Hi. Probably asked and answered but I can’t find it, looking to lock my scrivener file down. Share a computer with 3 kids and (1) don’t want them accidentally deleting/modifying my draft and (2) don’t want them reading it yet. Anyway to put a pass code type lock on a scrivener file? I know I could always lock my whole os x account down, maybe even encrypt the scrivener file itself, but those are kind of extreme. TIA

Honestly? Lock the whole account down. For your security and theirs.

Among other things, that keeps all your passwords and cookies for the web safe, including the ones to things like financial sites that you may not want them to access. And it lets you configure separate “adult” and “child” permissions for both the web and the computer itself. For example, you might want to let your own account install software, but not theirs. If you’re sharing a computer with kids, a lost Scrivener file is the least of your potential worries.

(We have several nephews, all of them brilliant. We’re the designated cleanup crew when they get too much inadequately supervised computer access. Trust me on this…)

Katherine

Another option is to use a password-protected disk image - you can create on using Disk Utility. Place anything you don’t want the kids touching on that. Of course, they could still delete it by accident, so I’d still recommend a separate account to which they don’t know the password.

All the best,
Keith

How old are they? If they aren’t old enough to start exploring beyond the surface, the old dot-folder trick might be sufficient enough. Any folder with a period in the front is going to be hidden from Finder completely. Though you can get to it if you know where it is, with the Go/Go to Folder... command. Just navigate to the place where the hidden dot folder is, use that command, and type in its name (including the dot). Keep everything in there you want “hidden”.

This isn’t really protecting a file to be clear. A dot in front of the name is a UNIX standard used to keep main listings clear of files you don’t use often; it is trivial to view the whole list. So it’s only going to keep things hidden from young kids. Once they learn where Terminal is and what it does, game over. Within the OS X layer, you can’t navigate to them without knowing where they are (or changing a preference flag in Finder to cause it to always show hidden files) and anything inside of them won’t be added to Spotlight.

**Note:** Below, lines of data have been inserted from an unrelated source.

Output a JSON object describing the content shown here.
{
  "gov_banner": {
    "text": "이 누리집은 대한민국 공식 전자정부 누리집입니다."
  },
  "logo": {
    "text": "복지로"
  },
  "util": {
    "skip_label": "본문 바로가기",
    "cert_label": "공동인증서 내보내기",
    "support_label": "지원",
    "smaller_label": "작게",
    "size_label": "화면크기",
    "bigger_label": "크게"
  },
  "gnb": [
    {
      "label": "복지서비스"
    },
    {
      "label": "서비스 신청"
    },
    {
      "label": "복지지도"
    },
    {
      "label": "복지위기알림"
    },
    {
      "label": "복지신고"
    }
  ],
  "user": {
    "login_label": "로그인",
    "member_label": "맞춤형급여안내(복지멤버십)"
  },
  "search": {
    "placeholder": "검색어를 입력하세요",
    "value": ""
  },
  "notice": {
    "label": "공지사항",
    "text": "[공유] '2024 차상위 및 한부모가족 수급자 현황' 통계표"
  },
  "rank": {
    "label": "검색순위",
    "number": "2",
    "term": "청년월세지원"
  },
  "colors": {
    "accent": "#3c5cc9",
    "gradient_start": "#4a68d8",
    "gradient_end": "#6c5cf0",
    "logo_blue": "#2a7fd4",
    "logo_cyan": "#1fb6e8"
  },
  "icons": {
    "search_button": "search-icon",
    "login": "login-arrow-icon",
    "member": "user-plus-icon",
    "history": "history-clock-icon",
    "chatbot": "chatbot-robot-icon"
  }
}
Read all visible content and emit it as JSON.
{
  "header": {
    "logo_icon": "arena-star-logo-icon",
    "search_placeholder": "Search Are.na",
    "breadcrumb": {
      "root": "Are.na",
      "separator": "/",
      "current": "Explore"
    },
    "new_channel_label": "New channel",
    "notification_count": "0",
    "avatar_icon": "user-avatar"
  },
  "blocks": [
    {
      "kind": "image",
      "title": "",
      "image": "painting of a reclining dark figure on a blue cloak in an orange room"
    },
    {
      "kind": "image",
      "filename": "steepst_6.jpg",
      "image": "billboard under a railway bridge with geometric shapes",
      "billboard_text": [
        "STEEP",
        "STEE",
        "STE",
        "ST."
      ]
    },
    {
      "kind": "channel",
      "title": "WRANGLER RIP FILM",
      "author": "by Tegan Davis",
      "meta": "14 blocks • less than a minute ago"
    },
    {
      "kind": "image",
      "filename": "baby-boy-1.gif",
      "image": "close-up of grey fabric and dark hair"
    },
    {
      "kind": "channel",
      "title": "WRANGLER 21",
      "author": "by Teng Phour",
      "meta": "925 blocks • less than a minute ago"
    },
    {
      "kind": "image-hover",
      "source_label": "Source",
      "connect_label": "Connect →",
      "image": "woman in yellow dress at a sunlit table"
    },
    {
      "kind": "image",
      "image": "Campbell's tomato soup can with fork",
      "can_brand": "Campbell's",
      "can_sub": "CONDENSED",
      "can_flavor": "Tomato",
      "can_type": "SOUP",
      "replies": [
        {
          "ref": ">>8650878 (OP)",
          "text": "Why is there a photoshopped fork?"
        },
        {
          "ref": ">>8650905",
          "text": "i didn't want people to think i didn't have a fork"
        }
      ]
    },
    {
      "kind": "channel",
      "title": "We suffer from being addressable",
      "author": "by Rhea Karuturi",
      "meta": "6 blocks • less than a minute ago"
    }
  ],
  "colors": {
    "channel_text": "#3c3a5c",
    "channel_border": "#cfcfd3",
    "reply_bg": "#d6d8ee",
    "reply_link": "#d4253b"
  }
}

To make a dot folder, you have to use Terminal, because Finder tries to be smarter than you and fails. By default Terminal starts up in your home folder, which might be good enough. If you want it in Documents, then type in cd Documents and hit return. Okay, to make it type in mkdir .projects, and press return. The “projects” part can be changed to whatever you like, it’s the period in front of the name that matters. With that done, go to Finder and navigate to the folder where you created it. Use Shift-Cmd-G and type in “.projects”. Now you can drag projects into this folder and obscure them. You’ll also want to disable recent documents in the system preferences, General/Appearance pane.